The hearings were a public relations disaster for the movie industry, which depended on a favorable public image for its revenues. Faced with the potential for boycotts supported by a wide swath of the American public, the movie studios issued the “Waldorf Statement,” pledging not to employ Communists. For the next decade, no known member of the CPUSA would be employed by any Hollywood studio. This became known as “the blacklist.”
In both academic histories and the popular imagination (spurred by films such as Guilty by Suspicion and The Front), the blacklist has become the paradigmatic example of McCarthyistic repression. But this viewpoint seems more dependent on the (at least) covert sympathy with the ideological goals of Communism by those who have documented the McCarthy era than on any generalizable principle. As Redish proposes, a “helpful device would be to substitute for the term communist the words Nazi, racist, anti-Semite, gay-basher, or any other political or ideological characteristic that the reader deems offensive.” Would the historians who condemn the Hollywood blacklist similarly condemn the boycott of Nazis, racists, anti-Semites, or gay-bashers?….
For that matter, as Redish observes, one rarely hears those who continue to agonize about the blacklist of Communists protest against blacklists of anti-Communists and other politically incorrect individuals, past and present, in industries such as entertainment, journalism, academia, and publishing.

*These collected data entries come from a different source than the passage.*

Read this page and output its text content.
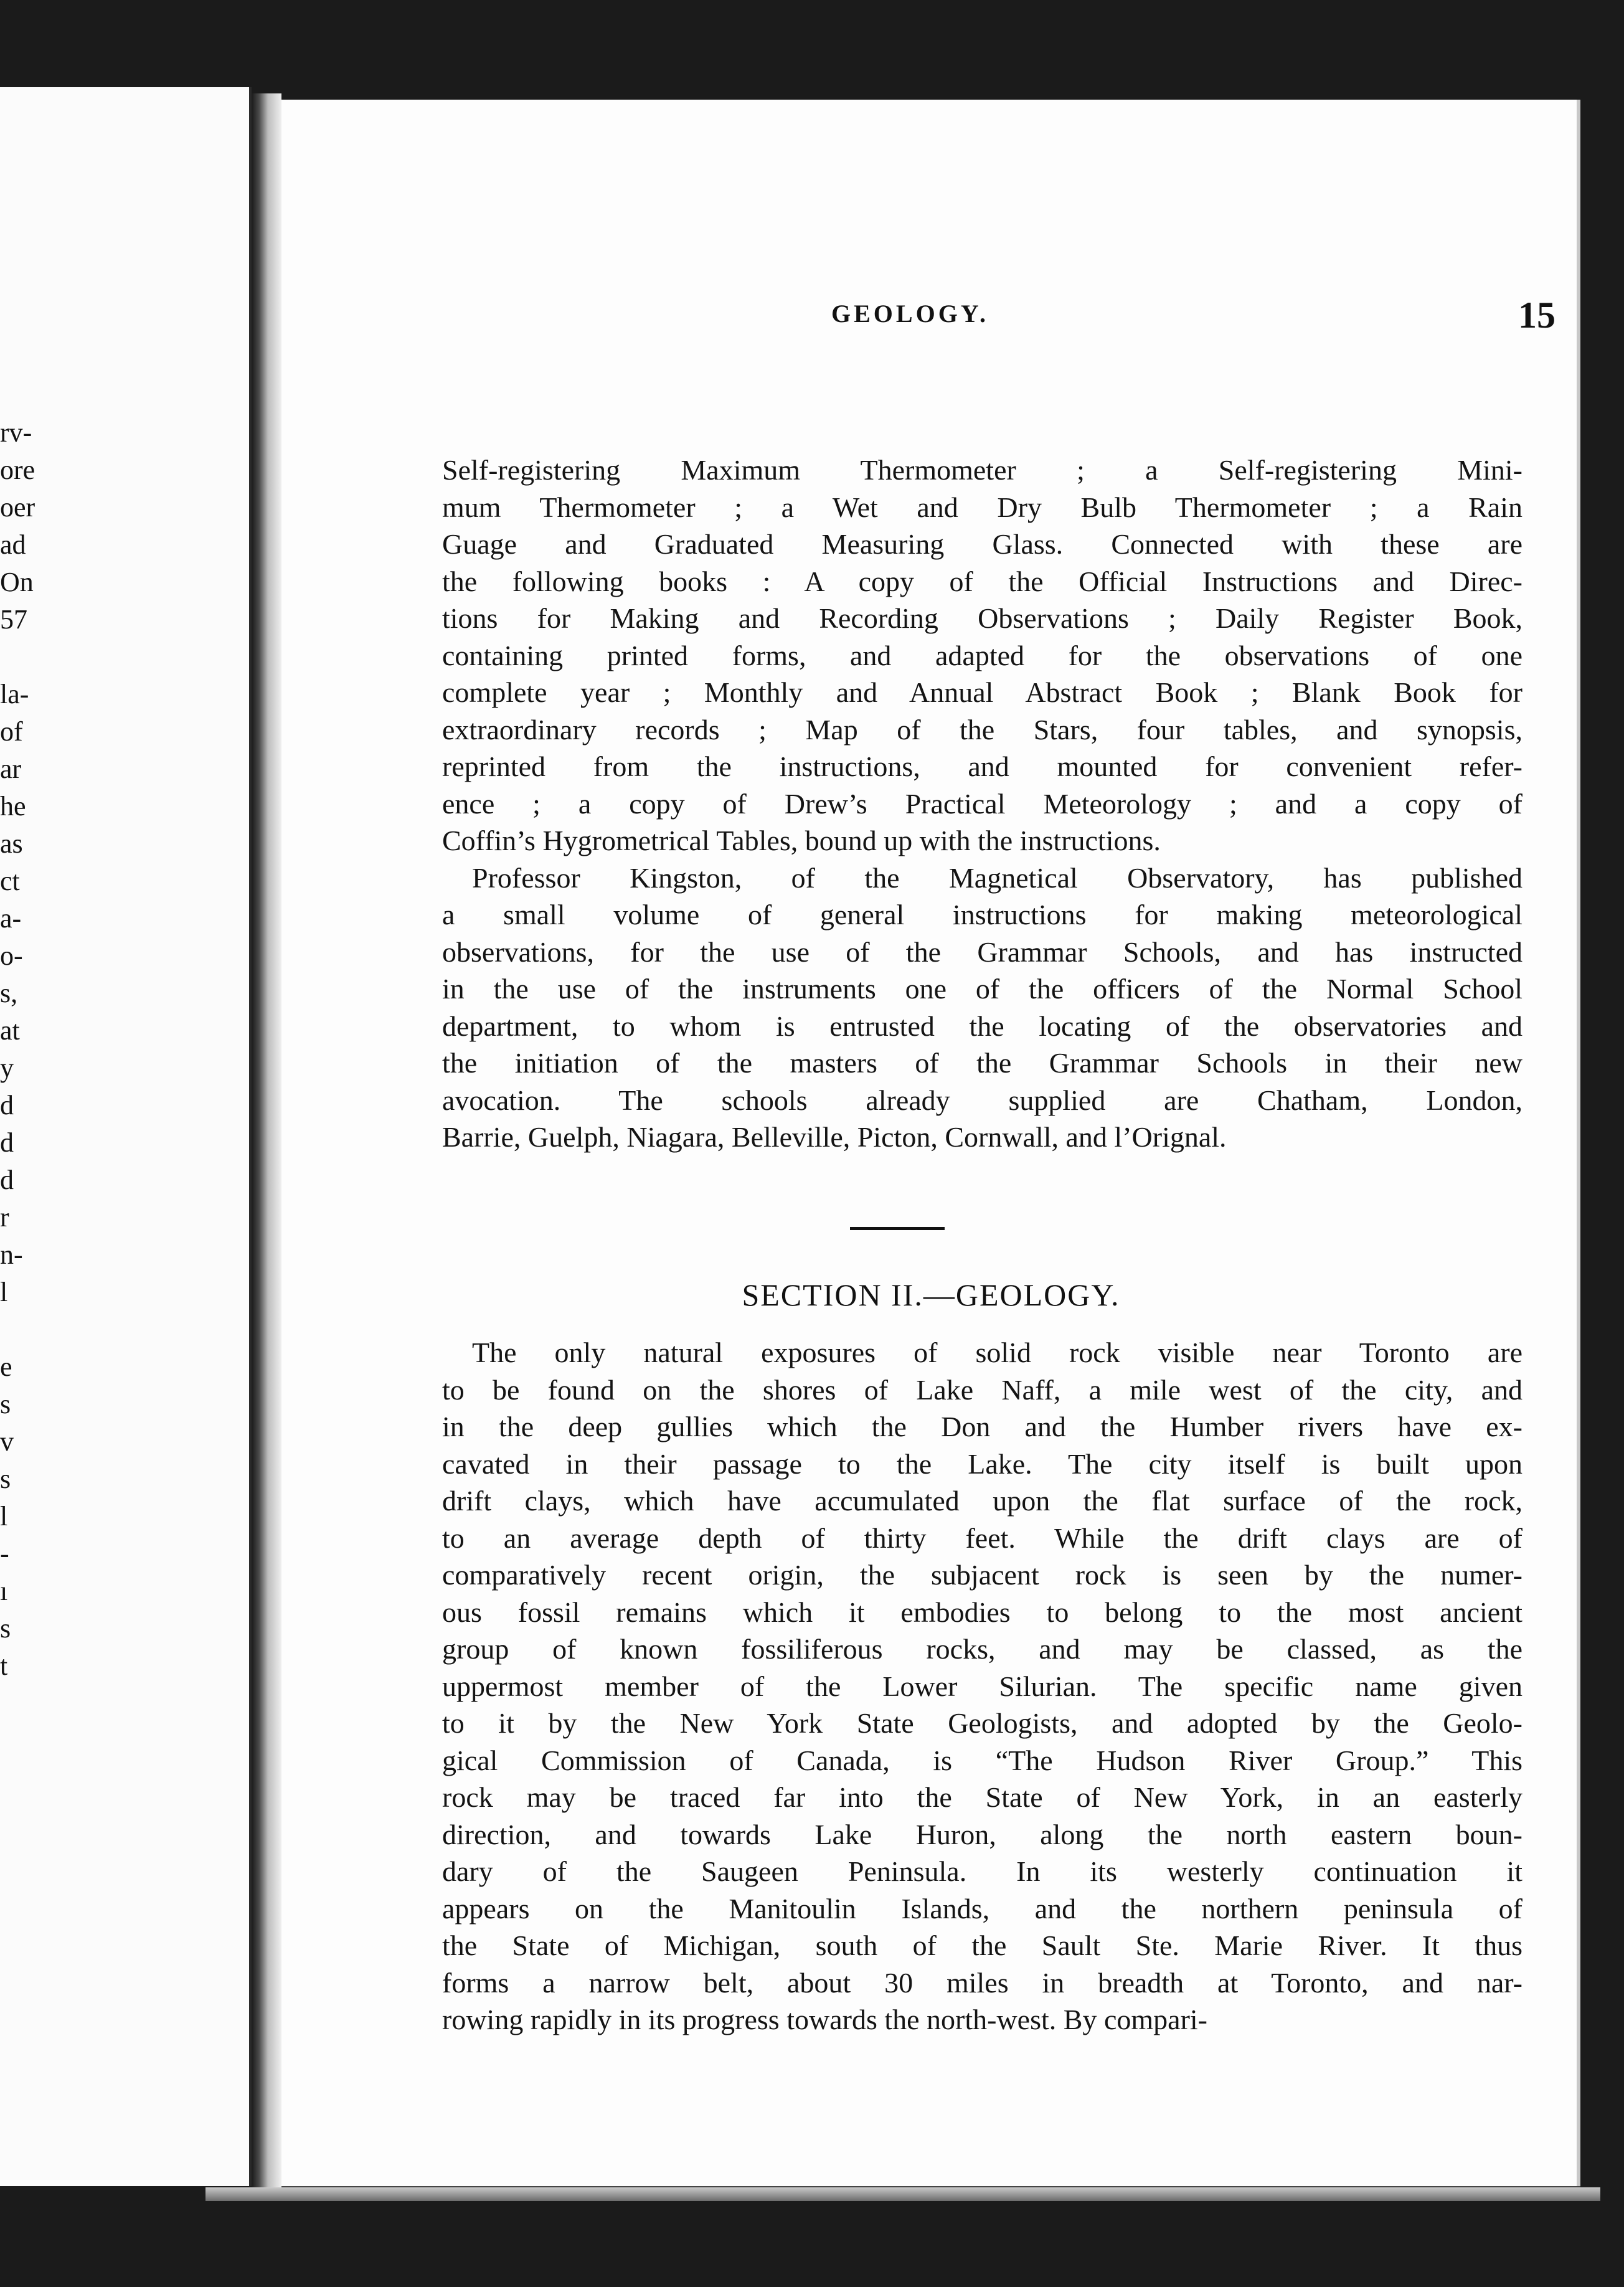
rv-
ore
oer
ad
On
57
la-
of
ar
he
as
ct
a-
o-
s,
at
y
d
d
d
r
n-
l
e
s
v
s
l
-
ı
s
t
GEOLOGY.	15
Self-registering Maximum Thermometer ; a Self-registering Mini-
mum Thermometer ; a Wet and Dry Bulb Thermometer ; a Rain
Guage and Graduated Measuring Glass. Connected with these are
the following books : A copy of the Official Instructions and Direc-
tions for Making and Recording Observations ; Daily Register Book,
containing printed forms, and adapted for the observations of one
complete year ; Monthly and Annual Abstract Book ; Blank Book for
extraordinary records ; Map of the Stars, four tables, and synopsis,
reprinted from the instructions, and mounted for convenient refer-
ence ; a copy of Drew’s Practical Meteorology ; and a copy of
Coffin’s Hygrometrical Tables, bound up with the instructions.
Professor Kingston, of the Magnetical Observatory, has published
a small volume of general instructions for making meteorological
observations, for the use of the Grammar Schools, and has instructed
in the use of the instruments one of the officers of the Normal School
department, to whom is entrusted the locating of the observatories and
the initiation of the masters of the Grammar Schools in their new
avocation. The schools already supplied are Chatham, London,
Barrie, Guelph, Niagara, Belleville, Picton, Cornwall, and l’Orignal.
SECTION II.—GEOLOGY.
The only natural exposures of solid rock visible near Toronto are
to be found on the shores of Lake Naff, a mile west of the city, and
in the deep gullies which the Don and the Humber rivers have ex-
cavated in their passage to the Lake. The city itself is built upon
drift clays, which have accumulated upon the flat surface of the rock,
to an average depth of thirty feet. While the drift clays are of
comparatively recent origin, the subjacent rock is seen by the numer-
ous fossil remains which it embodies to belong to the most ancient
group of known fossiliferous rocks, and may be classed, as the
uppermost member of the Lower Silurian. The specific name given
to it by the New York State Geologists, and adopted by the Geolo-
gical Commission of Canada, is “The Hudson River Group.” This
rock may be traced far into the State of New York, in an easterly
direction, and towards Lake Huron, along the north eastern boun-
dary of the Saugeen Peninsula. In its westerly continuation it
appears on the Manitoulin Islands, and the northern peninsula of
the State of Michigan, south of the Sault Ste. Marie River. It thus
forms a narrow belt, about 30 miles in breadth at Toronto, and nar-
rowing rapidly in its progress towards the north-west. By compari-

Historically, such blacklists were often established and monitored by the Communists themselves. To stick with the entertainment industry, discussions of the blacklist almost never acknowledge that during the “Red Decade” of the 1930s, Hollywood anti-Communists were blacklisted because of their ideology. Because the studio bosses didn’t support this blacklist, it wasn’t as effective as the 1950s blacklist, but it seriously harmed careers nevertheless. Nor is it often acknowledged that the friendly witnesses who appeared before HUAC also faced an informal boycott (though not quite a blacklist) that damaged many careers, which continued into the late 1990s in the case of Elia Kazan….
We have social norm that in most cases people should ignore each other’s political beliefs, even when they vehemently disagree with each other. Few Americans would prefer living in a society where individuals routinely refuse to patronize or associate with Republicans or Democrats. Nevertheless, members of a free society are entitled to decide that some political views are so beyond the pale that the holders of those views should be treated as moral pariahs. Not everyone will exercise this power responsibly, but the blacklist of Hollywood Communists was hardly an example of petulance.
When the blacklist was started, Joseph Stalin, one of the great mass murderers in human history, controlled the Soviet Union, a totalitarian, repressive, imperialist nation that was involved in a Cold War with the United States. As we have seen, hardcore CPUSA members were as a rule loyal to this dictatorship and not the United States, and screenwriters were obligated to try to use their positions to promote Communism. The studios and the public deserve praise, not blame, for refusing to interact with such individuals. To the (relatively limited) extent abuses occurred, and non-Communist “progressives” or other innocent parties were caught up in the blacklist for venal or other reasons, that is certainly unfortunate, and those responsible for such abuse deserve condemnation.